The biggest issue for most entrepreneurs is cash.

Whether the economy is booming or in the doldrums, entrepreneurs need investment capital to kick off their projects.  

Many entrepreneurs have ideas that contain significant potential.  But the idea is only the beginning.  The trick is to implement the idea, to make it a reality. Doing that is not so simple or easy. Entrepreneurs, generally, possess a significant amount of drive, especially when it comes to their own ideas.  But they soon realize that there is no "free money" out there. No one is going to give them any capital until they invest significantly in their own idea.  

The current real estate market makes getting a home equity loan - often used in the past by budding entrepreneurs - more difficult now.   Some entrepreneurs have turned to using the "Visa/Master Card loan" by running up charges on their personal credit cards.  This method of acquiring cash can work in the short term but becomes a very expensive means of financing in the long term.

There are other options for financing, such as venture capitalists and "angels." However, for the most part, venture capitalists are more interested in companies producing revenue and those that have a solid customer base.  Even angel investors are moving away from early start-up operations due to the significant risk associated with that kind of investment.

 For the most part, entrepreneurs are on their own until they are able to secure some real customers and generate real revenue.  

Advisors to emerging entrepreneurial enterprises often suggest the company focus on a single product or service to generate both customers and revenue. Once the company can establish a "market need" - proof that people will purchase their product or service - the risk factors for equity investors goes down significantly.  The company is then much more likely to acquire equity investment or debt financing.
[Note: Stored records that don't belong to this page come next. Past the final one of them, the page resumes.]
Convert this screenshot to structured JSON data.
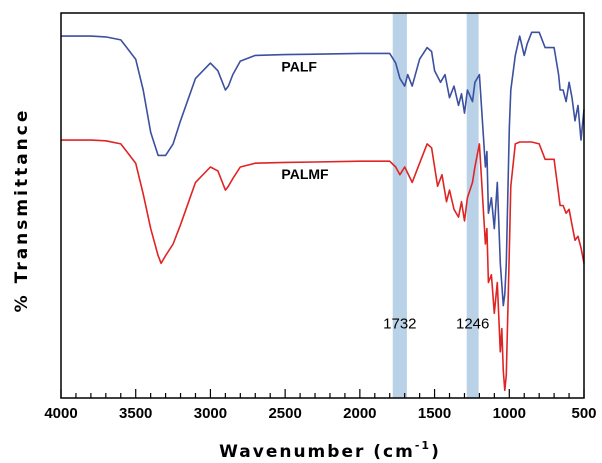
{
  "chart_data": {
    "type": "line",
    "title": "",
    "xlabel": "Wavenumber (cm",
    "xlabel_sup": "-1",
    "xlabel_close": ")",
    "ylabel": "% Transmittance",
    "xlim": [
      4000,
      500
    ],
    "x_reversed": true,
    "ylim": [
      0,
      100
    ],
    "y_ticks_shown": false,
    "x_ticks": [
      4000,
      3500,
      3000,
      2500,
      2000,
      1500,
      1000,
      500
    ],
    "x_tick_labels": [
      "4000",
      "3500",
      "3000",
      "2500",
      "2000",
      "1500",
      "1000",
      "500"
    ],
    "grid": false,
    "highlight_bands": [
      {
        "label": "1732",
        "from": 1780,
        "to": 1685,
        "color": "#b9d2e8"
      },
      {
        "label": "1246",
        "from": 1285,
        "to": 1205,
        "color": "#b9d2e8"
      }
    ],
    "series": [
      {
        "name": "PALF",
        "color": "#3c50a0",
        "x": [
          4000,
          3800,
          3700,
          3600,
          3500,
          3450,
          3400,
          3350,
          3300,
          3250,
          3200,
          3100,
          3000,
          2950,
          2920,
          2900,
          2880,
          2850,
          2800,
          2700,
          2500,
          2300,
          2000,
          1800,
          1760,
          1732,
          1700,
          1680,
          1650,
          1600,
          1550,
          1520,
          1500,
          1460,
          1430,
          1400,
          1370,
          1340,
          1320,
          1300,
          1280,
          1246,
          1230,
          1200,
          1160,
          1150,
          1140,
          1120,
          1100,
          1080,
          1060,
          1040,
          1030,
          1020,
          1000,
          990,
          960,
          930,
          900,
          880,
          850,
          800,
          760,
          700,
          670,
          660,
          640,
          620,
          600,
          580,
          560,
          540,
          520,
          500
        ],
        "y": [
          94,
          94,
          93.8,
          93,
          88,
          80,
          69,
          63,
          63,
          66,
          72,
          83,
          87,
          85,
          82,
          80,
          81,
          84,
          87.5,
          89,
          89.2,
          89.3,
          89.5,
          89.5,
          87,
          83,
          81,
          84,
          81,
          88,
          91,
          90,
          85,
          82,
          84,
          78,
          81,
          76,
          79,
          74,
          80,
          77,
          82,
          84,
          60,
          64,
          48,
          52,
          44,
          56,
          35,
          24,
          27,
          35,
          70,
          80,
          89,
          94,
          89,
          92,
          95,
          95,
          91,
          91,
          84,
          80,
          80,
          77,
          82,
          78,
          72,
          76,
          67,
          75
        ]
      },
      {
        "name": "PALMF",
        "color": "#e02424",
        "x": [
          4000,
          3800,
          3700,
          3600,
          3500,
          3450,
          3400,
          3350,
          3330,
          3300,
          3250,
          3200,
          3100,
          3000,
          2950,
          2920,
          2900,
          2880,
          2850,
          2800,
          2700,
          2500,
          2300,
          2000,
          1800,
          1760,
          1732,
          1700,
          1650,
          1600,
          1550,
          1520,
          1480,
          1450,
          1420,
          1400,
          1370,
          1340,
          1320,
          1300,
          1280,
          1246,
          1230,
          1200,
          1160,
          1150,
          1140,
          1120,
          1100,
          1080,
          1060,
          1050,
          1040,
          1030,
          1020,
          1000,
          990,
          960,
          930,
          900,
          880,
          850,
          800,
          760,
          700,
          670,
          660,
          640,
          620,
          600,
          580,
          560,
          540,
          520,
          500
        ],
        "y": [
          67,
          67,
          66.8,
          66,
          61,
          53,
          44,
          37,
          35,
          37,
          40,
          45,
          56,
          60,
          59,
          56,
          54,
          55,
          57,
          60,
          61,
          61.2,
          61.3,
          61.5,
          61.5,
          60,
          58,
          60,
          56,
          61,
          66,
          65,
          55,
          58,
          51,
          54,
          49,
          47,
          51,
          46,
          52,
          56,
          60,
          66,
          40,
          44,
          30,
          32,
          22,
          30,
          12,
          18,
          7,
          2,
          6,
          38,
          55,
          66,
          66.5,
          66.5,
          66.5,
          66.5,
          66,
          62,
          62,
          53,
          50,
          50,
          48,
          49,
          45,
          41,
          42,
          39,
          35
        ]
      }
    ]
  }
}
There are other options for entrepreneurs. The New Jersey Business Incubation Network (NJBIN, www.njbin.org  ) is establishing a small fund for incubator client companies that will provide a cash match for up to $50,000 to assist start-up companies.  The funds are provided by the New Jersey Commission on Science and Technology (http://www.nj.gov/scitech).  NJBIN is an association of incubator managers connected to the 14 incubators in the State of New Jersey.  Other sources are available for companies with "high-value" products.  But most entrepreneurs will find themselves out on their own.

Those who do may also want to turn to support organizations such as the Entrepreneurs Forum of Southern New Jersey (www.efsnj.org), which holds monthly meetings to assist small and start-up companies in successfully building their customer base and revenues.  In February, for example, the group held a meeting on leasing as an alternative method of financing a start-up or small business expansion.  Meetings with similar topics are scheduled every month except during the summer.

Entrepreneurs also may look to higher education for assistance. The Rowan University Incubator has assisted more than 40 companies in the last year.  All are "associate" companies because the Incubator has not yet moved into its new space in the South Jersey Technology Park (http://www.sjtechpark.com/).  "We are expecting to move in sometime this summer," said Peter Jamieson, associate director of the Center for Innovation and Entrepreneurship and the incubator manager.  "Once we have actual space, we can offer support on a more regular basis to our client companies.  The incubator provides monthly mentoring as well as office space and most business amenities as part of the total package provided to all client companies."